Prangerten schon 1892  'Die Weber' die Zustände in Deutschland aufgrund der Industrialisierung in der Mitte des 19. Jahrhunderts an, so stellte diese 'Berliner Tragikomödie' ein weiteres Glied in der Kette sozialkritischer Werke dar.

Hauptmann sah hier eine Fortführung dessen, was Lessing mit seiner 'Sarah Sampson', mit 'Emilia Galotti', was Schiller mit 'Kabale' einhundert Jahre vor ihm begonnen und Hebbel 1846 mit seiner 'Maria Magdalena' fortgeführt hatten.
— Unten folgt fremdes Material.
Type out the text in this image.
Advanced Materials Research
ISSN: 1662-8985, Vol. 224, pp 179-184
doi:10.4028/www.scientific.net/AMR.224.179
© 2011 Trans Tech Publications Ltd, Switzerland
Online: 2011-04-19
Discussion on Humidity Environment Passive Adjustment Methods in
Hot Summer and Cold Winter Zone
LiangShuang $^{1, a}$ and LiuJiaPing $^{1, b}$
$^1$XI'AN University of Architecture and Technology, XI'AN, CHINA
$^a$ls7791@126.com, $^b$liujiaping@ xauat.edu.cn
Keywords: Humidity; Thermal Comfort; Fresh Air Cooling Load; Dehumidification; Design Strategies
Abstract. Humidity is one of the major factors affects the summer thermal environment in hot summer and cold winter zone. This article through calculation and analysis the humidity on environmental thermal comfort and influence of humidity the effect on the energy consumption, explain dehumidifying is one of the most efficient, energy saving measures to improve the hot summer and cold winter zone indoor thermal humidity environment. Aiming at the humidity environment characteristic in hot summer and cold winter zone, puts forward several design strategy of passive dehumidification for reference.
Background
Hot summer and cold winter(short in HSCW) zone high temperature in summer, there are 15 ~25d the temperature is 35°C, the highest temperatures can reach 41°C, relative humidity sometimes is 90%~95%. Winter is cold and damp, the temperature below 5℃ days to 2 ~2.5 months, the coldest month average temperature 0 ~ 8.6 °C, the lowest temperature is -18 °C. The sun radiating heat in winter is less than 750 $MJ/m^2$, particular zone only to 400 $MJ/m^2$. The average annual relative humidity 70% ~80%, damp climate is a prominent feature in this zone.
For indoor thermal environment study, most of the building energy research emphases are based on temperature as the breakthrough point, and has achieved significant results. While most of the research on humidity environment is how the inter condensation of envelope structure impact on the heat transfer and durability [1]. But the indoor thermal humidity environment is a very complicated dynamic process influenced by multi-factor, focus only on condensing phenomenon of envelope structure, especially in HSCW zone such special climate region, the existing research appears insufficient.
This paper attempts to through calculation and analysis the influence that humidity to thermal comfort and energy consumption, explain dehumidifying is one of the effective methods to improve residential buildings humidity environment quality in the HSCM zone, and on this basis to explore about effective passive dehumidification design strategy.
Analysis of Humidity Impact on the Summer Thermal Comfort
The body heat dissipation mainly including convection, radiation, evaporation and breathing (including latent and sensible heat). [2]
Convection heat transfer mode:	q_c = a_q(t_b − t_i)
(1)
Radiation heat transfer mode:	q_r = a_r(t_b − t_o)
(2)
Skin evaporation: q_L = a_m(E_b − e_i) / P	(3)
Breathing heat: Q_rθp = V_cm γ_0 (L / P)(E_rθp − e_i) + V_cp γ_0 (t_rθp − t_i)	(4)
Hauptmann wollte - wie die berühmen Vorgänger - den nach wie vor bestehenden Ständestaat, die Probleme der Mittelschicht und hier nun auf die des Proletariats erweitert dem Publikum vor Augen führen, auch wenn noch aus dem 18. Jahrhundert weitgehend die Regel bestand, tragische Verwicklungen nur mit Personen von Stand zeigen zu dürfen.

In der Mischung von Theaterdirektor Hassenreuthers Fundus auf dem Dachboden und dem realen Leben im Haus, zeigt hier eine Scheinwelt gegenüber der Realität, in der Ratten aus ihren Nestern in den abgelegten Theaterkostümen heraus das Haus unterminieren und für alle Beteiligten als Wohnung unerträglich machen.

Ratten als wimmelndes Ungeziefer wie im Neuenfels'schen 'Lohengrin' in BT.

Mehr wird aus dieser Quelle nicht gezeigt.